L‘Assemblée s‘est employée à déterminer quels principes nous tiennent le plus à cœur, lorsqu‘il s‘agit de notre système électoral, et a pesé les diverses options qui en découlent. Ce processus a permis aux citoyens de s‘exprimer directement sur le choix que nous devons avoir, aux élections, et sur la façon dont nos voix doivent se traduire en sièges à l‘Assemblée législative provinciale.
Cette recommandation aura une portée réelle.
Une loi prévoyant un référendum a été déposée, pour permettre aux Ontariennes et Ontariens de se prononcer sur la question. Le gouvernement tiendra ce référendum en même temps que les prochaines élections provinciales, en octobre 2007, de façon à ce que tous les électeurs puissent dire s‘ils acceptent ou non le système de représentation proportionnelle mixte que recommande l‘Assemblée des citoyens. (…)
Les travaux de l‘Assemblée des citoyens sont presque achevés. Nous présenterons notre rapport final au gouvernement le 15 mai 2007.
Le mode de scrutin proposé est une représentation proportionnelle mixte en vertu de laquelle 90 députés à l‘Assemblée législative de l‘Ontario seraient élus dans des circonscriptions électorales comme c‘est le cas présentement, auxquels s‘ajouteraient 29 députés élus à la représentation proportionnelle (c‘est-à -dire proportionnellement au pourcentage de voix obtenu par chaque parti) au niveau provincial.
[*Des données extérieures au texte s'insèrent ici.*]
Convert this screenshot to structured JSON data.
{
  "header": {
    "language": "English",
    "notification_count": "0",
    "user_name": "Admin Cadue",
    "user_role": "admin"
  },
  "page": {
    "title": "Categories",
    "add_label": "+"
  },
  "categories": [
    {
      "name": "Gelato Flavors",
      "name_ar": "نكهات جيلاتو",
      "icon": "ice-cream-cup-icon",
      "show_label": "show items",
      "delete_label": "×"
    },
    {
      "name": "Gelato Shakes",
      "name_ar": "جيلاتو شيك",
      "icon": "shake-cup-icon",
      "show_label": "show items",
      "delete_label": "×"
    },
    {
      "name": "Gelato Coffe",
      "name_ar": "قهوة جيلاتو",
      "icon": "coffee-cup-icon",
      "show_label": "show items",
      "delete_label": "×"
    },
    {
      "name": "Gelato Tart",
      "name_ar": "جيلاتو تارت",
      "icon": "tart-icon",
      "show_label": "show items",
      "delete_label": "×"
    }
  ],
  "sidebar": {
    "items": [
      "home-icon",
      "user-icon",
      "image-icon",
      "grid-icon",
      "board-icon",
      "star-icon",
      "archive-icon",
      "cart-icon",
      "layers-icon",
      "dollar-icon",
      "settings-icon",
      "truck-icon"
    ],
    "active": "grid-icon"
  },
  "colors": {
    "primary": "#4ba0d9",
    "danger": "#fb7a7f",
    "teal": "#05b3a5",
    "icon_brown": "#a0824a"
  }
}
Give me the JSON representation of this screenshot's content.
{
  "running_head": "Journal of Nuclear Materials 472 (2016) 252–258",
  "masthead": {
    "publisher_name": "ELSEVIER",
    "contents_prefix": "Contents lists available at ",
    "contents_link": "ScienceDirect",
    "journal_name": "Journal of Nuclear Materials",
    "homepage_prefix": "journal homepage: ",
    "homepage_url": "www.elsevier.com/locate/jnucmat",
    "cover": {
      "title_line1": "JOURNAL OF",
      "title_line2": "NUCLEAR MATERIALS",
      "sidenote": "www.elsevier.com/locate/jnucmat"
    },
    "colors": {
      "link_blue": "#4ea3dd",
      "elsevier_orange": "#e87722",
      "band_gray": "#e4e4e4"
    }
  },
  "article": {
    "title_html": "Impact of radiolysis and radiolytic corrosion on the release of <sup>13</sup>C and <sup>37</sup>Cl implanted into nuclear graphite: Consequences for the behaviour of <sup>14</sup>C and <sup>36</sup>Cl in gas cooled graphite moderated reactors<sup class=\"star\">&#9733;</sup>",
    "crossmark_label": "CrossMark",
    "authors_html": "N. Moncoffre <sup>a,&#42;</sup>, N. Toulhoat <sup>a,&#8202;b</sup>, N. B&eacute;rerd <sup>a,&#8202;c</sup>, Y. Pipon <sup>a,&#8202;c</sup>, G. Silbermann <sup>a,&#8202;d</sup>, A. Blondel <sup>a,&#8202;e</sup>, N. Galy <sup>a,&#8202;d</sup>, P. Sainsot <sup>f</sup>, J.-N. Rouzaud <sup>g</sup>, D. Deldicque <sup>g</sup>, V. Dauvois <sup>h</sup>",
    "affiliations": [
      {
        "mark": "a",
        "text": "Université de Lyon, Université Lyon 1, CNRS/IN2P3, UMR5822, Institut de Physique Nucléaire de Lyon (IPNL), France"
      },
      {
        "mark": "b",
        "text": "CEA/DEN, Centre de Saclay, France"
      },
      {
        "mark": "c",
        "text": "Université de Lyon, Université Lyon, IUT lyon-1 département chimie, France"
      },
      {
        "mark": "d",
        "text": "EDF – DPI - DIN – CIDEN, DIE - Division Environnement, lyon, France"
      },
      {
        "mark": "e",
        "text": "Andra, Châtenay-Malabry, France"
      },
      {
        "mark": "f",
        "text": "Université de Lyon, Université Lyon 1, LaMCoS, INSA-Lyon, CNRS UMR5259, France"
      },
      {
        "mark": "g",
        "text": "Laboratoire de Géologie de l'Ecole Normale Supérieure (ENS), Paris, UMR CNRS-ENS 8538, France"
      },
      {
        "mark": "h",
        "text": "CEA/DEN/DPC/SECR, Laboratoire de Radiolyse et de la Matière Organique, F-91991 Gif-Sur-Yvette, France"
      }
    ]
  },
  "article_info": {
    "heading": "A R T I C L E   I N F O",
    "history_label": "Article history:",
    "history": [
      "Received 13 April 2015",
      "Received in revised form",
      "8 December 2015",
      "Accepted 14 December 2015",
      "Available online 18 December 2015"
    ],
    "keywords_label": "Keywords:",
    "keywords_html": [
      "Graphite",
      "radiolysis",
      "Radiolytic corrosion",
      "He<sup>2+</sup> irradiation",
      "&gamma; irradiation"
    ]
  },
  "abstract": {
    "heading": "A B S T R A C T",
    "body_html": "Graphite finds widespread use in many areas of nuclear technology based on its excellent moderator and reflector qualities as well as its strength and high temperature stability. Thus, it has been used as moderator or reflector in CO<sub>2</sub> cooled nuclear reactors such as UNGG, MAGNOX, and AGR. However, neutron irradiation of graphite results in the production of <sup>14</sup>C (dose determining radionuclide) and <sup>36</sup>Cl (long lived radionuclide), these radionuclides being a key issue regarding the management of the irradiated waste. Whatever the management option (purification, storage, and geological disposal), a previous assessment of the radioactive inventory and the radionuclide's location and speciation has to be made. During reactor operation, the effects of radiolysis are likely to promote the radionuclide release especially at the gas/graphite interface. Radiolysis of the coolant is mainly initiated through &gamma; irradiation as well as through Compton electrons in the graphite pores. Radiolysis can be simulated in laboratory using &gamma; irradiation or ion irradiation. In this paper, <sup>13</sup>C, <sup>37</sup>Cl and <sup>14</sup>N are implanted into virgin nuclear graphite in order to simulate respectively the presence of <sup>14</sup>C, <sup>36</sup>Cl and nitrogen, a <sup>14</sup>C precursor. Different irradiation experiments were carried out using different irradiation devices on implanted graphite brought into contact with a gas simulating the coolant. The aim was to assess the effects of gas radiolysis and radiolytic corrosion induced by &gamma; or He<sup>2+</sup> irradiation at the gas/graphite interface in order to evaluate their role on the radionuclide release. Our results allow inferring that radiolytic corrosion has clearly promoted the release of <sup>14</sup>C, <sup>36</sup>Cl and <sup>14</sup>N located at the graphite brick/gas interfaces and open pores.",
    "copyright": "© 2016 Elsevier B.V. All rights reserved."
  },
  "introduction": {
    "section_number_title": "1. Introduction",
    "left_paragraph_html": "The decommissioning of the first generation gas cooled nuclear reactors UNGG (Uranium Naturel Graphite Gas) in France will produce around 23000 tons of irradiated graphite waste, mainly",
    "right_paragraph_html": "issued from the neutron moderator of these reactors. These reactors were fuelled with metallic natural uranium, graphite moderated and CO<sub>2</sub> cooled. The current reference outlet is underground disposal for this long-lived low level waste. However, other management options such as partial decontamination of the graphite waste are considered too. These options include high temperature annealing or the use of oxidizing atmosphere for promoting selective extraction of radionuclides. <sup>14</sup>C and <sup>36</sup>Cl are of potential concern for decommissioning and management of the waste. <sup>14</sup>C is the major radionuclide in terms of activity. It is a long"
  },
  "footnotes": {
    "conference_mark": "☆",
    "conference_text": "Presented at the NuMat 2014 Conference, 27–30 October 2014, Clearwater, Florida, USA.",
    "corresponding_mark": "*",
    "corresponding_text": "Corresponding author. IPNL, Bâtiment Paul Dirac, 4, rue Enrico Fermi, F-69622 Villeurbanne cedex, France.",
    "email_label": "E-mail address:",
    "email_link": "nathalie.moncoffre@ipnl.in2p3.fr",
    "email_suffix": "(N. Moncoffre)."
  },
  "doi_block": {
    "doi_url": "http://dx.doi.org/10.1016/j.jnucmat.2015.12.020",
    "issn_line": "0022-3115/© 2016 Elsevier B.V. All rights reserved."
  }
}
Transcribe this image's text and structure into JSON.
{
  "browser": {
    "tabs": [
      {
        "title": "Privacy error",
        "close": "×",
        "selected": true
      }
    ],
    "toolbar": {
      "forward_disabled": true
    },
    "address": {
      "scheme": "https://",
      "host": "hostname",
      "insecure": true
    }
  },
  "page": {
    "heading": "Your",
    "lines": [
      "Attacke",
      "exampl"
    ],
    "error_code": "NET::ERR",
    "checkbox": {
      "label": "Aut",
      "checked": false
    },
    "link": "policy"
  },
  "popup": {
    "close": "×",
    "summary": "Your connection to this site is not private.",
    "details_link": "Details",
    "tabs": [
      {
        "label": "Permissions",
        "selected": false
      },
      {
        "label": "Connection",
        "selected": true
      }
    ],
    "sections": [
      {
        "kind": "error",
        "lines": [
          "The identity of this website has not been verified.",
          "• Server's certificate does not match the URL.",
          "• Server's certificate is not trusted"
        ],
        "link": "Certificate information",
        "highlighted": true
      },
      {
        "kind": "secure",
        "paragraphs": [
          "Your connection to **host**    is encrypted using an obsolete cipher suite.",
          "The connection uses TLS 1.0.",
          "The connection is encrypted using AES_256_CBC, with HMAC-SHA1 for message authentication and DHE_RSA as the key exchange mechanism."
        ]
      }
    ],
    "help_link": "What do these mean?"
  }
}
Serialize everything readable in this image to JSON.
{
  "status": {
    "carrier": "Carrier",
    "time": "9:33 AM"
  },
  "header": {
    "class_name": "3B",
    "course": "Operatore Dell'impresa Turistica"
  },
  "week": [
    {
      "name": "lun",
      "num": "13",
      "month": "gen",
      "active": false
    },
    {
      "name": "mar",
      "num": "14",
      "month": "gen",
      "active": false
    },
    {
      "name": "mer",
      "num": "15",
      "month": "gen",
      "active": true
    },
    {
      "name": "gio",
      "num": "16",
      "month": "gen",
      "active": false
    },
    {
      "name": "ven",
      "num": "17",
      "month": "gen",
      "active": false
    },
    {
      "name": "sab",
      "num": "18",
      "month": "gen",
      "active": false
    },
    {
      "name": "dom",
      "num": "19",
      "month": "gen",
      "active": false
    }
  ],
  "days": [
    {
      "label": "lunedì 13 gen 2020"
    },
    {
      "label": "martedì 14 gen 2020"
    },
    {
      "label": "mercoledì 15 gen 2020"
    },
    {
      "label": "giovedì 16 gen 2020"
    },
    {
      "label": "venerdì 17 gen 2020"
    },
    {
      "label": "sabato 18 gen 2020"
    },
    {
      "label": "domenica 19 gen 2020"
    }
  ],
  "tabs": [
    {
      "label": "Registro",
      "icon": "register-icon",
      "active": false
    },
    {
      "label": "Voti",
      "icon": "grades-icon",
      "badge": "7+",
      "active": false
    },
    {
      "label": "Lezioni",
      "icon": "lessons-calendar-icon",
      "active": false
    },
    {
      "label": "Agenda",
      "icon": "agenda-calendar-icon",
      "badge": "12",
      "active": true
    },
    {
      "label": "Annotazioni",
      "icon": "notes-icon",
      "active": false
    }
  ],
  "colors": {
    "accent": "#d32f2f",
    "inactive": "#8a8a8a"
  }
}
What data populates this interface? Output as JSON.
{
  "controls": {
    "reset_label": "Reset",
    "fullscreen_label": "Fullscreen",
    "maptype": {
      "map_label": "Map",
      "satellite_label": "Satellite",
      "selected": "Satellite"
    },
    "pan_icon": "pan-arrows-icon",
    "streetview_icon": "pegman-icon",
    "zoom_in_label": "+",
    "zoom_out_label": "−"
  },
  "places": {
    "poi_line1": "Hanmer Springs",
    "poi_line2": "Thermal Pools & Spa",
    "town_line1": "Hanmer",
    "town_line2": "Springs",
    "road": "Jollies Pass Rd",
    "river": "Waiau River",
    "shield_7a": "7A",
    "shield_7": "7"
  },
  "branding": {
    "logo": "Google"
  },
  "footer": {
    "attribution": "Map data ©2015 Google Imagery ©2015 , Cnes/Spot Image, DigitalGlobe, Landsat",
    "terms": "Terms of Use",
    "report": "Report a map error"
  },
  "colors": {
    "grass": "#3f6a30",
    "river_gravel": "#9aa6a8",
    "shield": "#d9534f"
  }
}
La proposition d‘un tel mode de scrutin vise à faire en sorte que la répartition des sièges à l‘Assemblée à la suite d‘une élection générale reflète davantage la répartition des voix entre les divers partis durant la même élection.
Pendant qu‘une coalition voit le jour au Québec afin de mousser l‘idée d‘une Assemblée nationale élue à la représentation proportionnelle et que plusieurs quotidiens, dont Le Devoir et Le Soleil (pas de lien disponible), prennent position en faveur d‘une telle réforme, l‘Ontario pourrait possiblement tenir un référendum sur la question l‘automne prochain:
Réforme électorale
La proportionnelle mixte à l‘étude
Radio-Canada.ca
Mise à jour le mardi 3 avril 2007, 11 h 02
L‘Assemblée des citoyens sur la réforme électorale en Ontario songe à recommander l‘adoption d‘un système électoral proportionnel mixte.
Si ce mode de scrutin était adopté, certains députés provinciaux seraient élus à la majorité simple, comme c‘est le cas présentement, et d‘autres seraient nommés en proportion des votes obtenus par leur parti.
La proposition étudiée prévoit une Assemblée législative de 129 députés: 90 seraient élus directement par les électeurs et 39 le seraient selon le système proportionnel. Ainsi, un parti qui recueillerait le tiers des votes aurait droit à 13 députés de plus, en vertu du vote proportionnel. Les 13 premiers candidats sur une liste présentée par le parti en question deviendraient députés.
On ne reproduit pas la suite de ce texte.